As many of us realize, the present opportunity (and challenge) that we need to address is the delivery of all the new targeted agents and immunotherapies that are now flooding the market on what seems to be a weekly basis. For prostate cancer, we have enthusiastically embraced the use of autologous immunotherapy in the form of sipuleucel-T. This has become a foundation of therapy for men early in the disease process of metastatic castration-resistant prostate cancer. For our patients affected by muscle-invasive bladder cancer and those with advanced renal cell carcinoma, the number of agents has expanded dramatically. Pembrolizumab, nivolumab, and atezolizumab, all PD-1/PD-L1 inhibitors, have been approved by the FDA over the past year for GU cancers as we enter this era of immune therapy. Some of these agents are also being tested in combination with historic intravesical agents in the nonmuscle- invasive space. The potential for all these agents to be used in combination with other oncolytics that are mechanistically different presents a challenge, but also hope for our patients.

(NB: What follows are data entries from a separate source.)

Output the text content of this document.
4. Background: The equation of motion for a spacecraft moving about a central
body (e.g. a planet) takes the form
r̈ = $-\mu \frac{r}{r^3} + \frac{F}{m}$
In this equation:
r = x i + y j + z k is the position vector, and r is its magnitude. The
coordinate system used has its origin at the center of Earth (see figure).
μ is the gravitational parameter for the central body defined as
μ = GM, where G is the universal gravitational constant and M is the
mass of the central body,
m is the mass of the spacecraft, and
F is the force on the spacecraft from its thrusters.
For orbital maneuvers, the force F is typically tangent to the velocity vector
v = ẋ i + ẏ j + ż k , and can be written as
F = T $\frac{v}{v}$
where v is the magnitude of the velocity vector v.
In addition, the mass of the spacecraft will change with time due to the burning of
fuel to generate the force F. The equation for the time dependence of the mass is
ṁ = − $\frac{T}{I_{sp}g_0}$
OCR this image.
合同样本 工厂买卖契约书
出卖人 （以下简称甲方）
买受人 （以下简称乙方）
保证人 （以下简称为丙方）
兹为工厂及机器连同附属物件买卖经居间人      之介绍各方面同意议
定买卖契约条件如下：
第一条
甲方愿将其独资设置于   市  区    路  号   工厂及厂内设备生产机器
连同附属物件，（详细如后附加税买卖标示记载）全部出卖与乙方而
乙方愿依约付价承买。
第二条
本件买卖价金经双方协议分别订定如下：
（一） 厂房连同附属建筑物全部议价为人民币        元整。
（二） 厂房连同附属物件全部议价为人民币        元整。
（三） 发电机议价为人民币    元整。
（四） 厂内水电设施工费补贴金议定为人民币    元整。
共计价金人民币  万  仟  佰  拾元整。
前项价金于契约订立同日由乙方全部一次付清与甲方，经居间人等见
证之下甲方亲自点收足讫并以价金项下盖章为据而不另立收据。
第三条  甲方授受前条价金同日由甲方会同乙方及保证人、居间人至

Molecular testing will be driving much of these therapeutic choices across all tumor types. We are cognizant of the array of splice variants in the androgen receptor as it relates to their role in resistance mechanisms in patients with castration resistant prostate cancer. Herculean efforts by the Stand Up to Cancer and Prostate Cancer Foundation Dream Team have identified somatic and germ line mutations, many of which will be actionable.1 We are gaining a better understanding of basal versus luminal cell types amongst patients with muscle-invasive bladder cancer and how they may/ may not respond to platinum-based neoadjuvant chemotherapy. Core biopsy of small renal masses (<4 cm) is gaining traction for better risk stratification, and genomic sequencing to help determine aggression will soon be forthcoming.
As we prepare for the transition from volume- to value-based medicine, I am convinced that urologists are well positioned to be the primary caregivers for the tumor types we treat across the entire care cycle. We will need the assistance of our colleagues in order to achieve better outcomes for our patients. By definition, achieving better outcomes is the key to value-based medicine and will be our charge moving forward.
Pritchard CC, Mateo J, Walsh MF, et al. Inherited DNA-repair gene mutations in men with metastatic prostate cancer. N Engl J Med. 2016 [Epub ahead of print].